I'm pretty sure this was a serious statement, and that fact makes my head explode.
By the way: Employers don't give a fuck about you personally. That doesn't mean that they're not going to curbstomp you if you pull the idiocy the OP suggests.
Do people just not understand that the 1L/2L summer gig-firm relationship is NOT AT ALL the same as a regular employment relationship? I get the distinct impression that people are somehow considering the ideas as equivalent, and that's just laughably incorrect.
A federal clerk told me, upon giving me an internship offer, "judicial internship are not the same as clerkships, by all means, if you get a paying offer, take it...we won't hold it against you." He said that people often mistake that "rule" as applying to everything, and not just clerkships since they are more important.
I'm sure you have some rationale for believing that people are petty and will destroy you over something that affects them to little to no extent. That kind of thing might be true where other people are from, but I haven't run into any non-anecdotal "friend of a friend of a friend" stories.
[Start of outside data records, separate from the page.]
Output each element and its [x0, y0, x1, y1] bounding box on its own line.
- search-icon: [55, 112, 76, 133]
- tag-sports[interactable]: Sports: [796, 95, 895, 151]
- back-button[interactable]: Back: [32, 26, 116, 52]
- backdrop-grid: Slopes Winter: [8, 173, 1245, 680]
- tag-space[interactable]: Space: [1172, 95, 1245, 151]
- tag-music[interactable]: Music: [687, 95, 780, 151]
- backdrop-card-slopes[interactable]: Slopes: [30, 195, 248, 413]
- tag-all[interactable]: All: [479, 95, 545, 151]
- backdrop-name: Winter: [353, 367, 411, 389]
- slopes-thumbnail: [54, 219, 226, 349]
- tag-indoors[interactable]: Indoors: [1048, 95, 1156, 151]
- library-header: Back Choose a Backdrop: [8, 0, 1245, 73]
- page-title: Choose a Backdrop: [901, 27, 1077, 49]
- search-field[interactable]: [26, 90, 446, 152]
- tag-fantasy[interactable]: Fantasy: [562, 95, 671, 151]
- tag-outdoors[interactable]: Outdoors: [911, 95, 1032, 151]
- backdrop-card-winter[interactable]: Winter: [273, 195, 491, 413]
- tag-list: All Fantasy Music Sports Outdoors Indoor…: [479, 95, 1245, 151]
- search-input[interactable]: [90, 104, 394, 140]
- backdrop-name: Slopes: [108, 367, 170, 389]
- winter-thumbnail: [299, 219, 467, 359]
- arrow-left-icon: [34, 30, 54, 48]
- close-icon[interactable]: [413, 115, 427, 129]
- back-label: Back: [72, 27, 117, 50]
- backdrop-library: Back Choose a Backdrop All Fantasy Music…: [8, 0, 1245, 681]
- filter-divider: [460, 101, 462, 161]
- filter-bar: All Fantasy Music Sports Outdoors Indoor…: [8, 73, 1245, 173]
It makes no rational sense that if I called my employer and honestly described my want of taking a different job, months away from starting the job, where they have 100s of other qualified candidates ready happy to accept at a moments notice, that they would "ruin my career."
I completely understand why this myth exists though. It's good for the schools to create a culture of fear surrounding thinking about the good of the community rather than the good of the self. Although I would also imagine this in itself is flawed, because taking job B increases the chances that job A will go to a classmate as well, especially regarding a regional position.